Editor-in-chief at MyBank.pl · Financial and market analyst

Independent analyst and practitioner with 20+ years in finance. Founder and editor-in-chief of MyBank.pl, running since 2004. Fundamental analysis of FX and macro markets since 2007.

Sources & bibliography

  1. Corporate Finance Institute Interest Rate Parity (IRP) · Definicja parytetu pokrytego i niepokrytego wraz ze wzorem łączącym kurs forward, kurs spot i różnicę stóp procentowych dwóch walut. corporatefinanceinstitute.com ↗
  2. Bank for International Settlements Covered interest parity lost: understanding the cross-currency basis · Analiza BIS pokazująca, że parytet pokryty po kryzysie z 2008 roku przestał trzymać się idealnie — utrzymujące się odchylenie kursu forward od poziomu wynikającego z różnicy stóp (cross-currency basis). www.bis.org ↗
  3. Reserve Bank of Australia Activity in Global Foreign Exchange Markets (Bulletin, December 2010) · Bank centralny Australii potwierdza, że dolar australijski pozostaje popularną walutą carry trade, a uczestnicy rolują otwarte pozycje za pomocą swapów walutowych. www.rba.gov.au ↗
  4. Bank for International Settlements Triennial Central Bank Survey of foreign exchange and OTC derivatives markets in 2022 · Skala i struktura globalnego rynku walutowego, w tym udział swapów i transakcji terminowych, na których materializuje się różnica stóp procentowych. www.bis.org ↗

Frequently asked

What is the difference between covered and uncovered interest rate parity?

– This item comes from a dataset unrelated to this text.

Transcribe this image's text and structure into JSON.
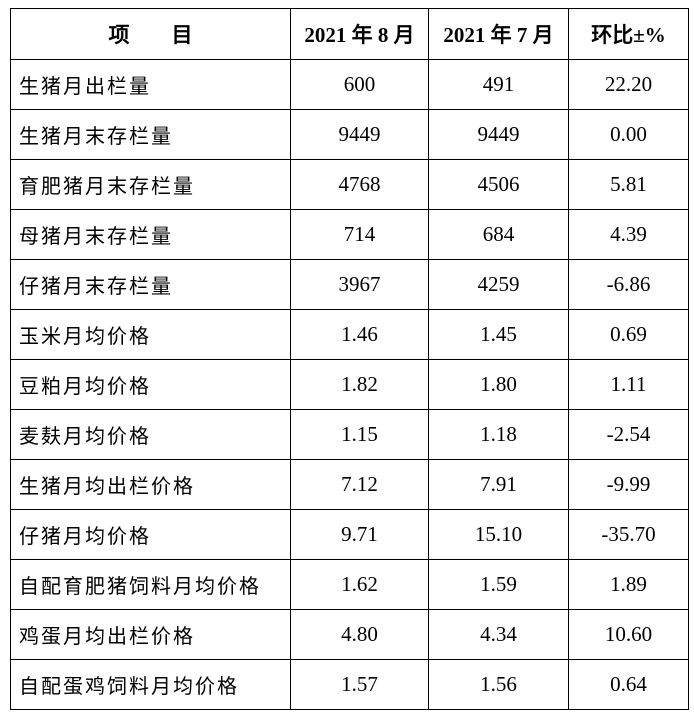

Covered parity assumes you hedge the currency exposure with a forward contract at the moment you enter the position. The interest rate differential must then be exactly reflected in the forward rate, otherwise a risk-free arbitrage appears that the market closes almost instantly — which is why this version holds quite well in practice. Uncovered parity assumes no hedge at all and rests on the mere expectation that the higher-yielding currency will weaken enough to erase the rate advantage. That expectation has historically failed, which is why the uncovered version is more of a hypothesis about expectations than a hard pricing rule.

Where do the swap points I pay or receive come from?

A swap point is the daily adjustment to your position value for holding it overnight, and it follows directly from the interest rate differential between the two currencies in the pair, adjusted by the broker margin. If you buy the higher-yielding currency against the lower-yielding one, in theory you should receive a positive point; in the opposite direction you pay. This is exactly the same rate-differential mechanism that interest rate parity describes — except the broker charges it as a daily cash flow on the account rather than through the forward rate. In practice the broker margin and the swaps market mean the point you actually receive is lower than the raw rate differential would suggest.

Why is a positive carry-trade swap not free money?

Because alongside the positive swap you take on currency risk that uncovered parity does not price, and that risk can wipe out a year of cash flows in a single day. A carry trade earns slowly and steadily while the market is calm, but in a sudden flight from risk the high-yield currency usually drops sharply — the so-called carry crash. The classic example is pairs with the Japanese yen, the funding currency for many carry strategies: when sentiment reverses, the yen strengthens abruptly. Treat a positive swap as a premium for the risk you take on, not as a free annuity — the strategy can make sense, but it needs risk management like any other.

Is interest rate parity useful to a retail investor?

Yes, but not as a tool for forecasting the rate — rather as a mental model that organises your intuition. Parity explains why the forward market discounts the higher-yielding currency and where exactly the swap points on your account come from, and that knowledge saves you from naively thinking a higher rate automatically means profit. The second practical benefit is healthy scepticism toward strategies built solely on the rate differential: if even covered parity could drift apart after 2008, and the uncovered version fails regularly, then no carry strategy is a sure thing. For a retail trader parity is therefore more a lesson in humility than a ready-made trading signal.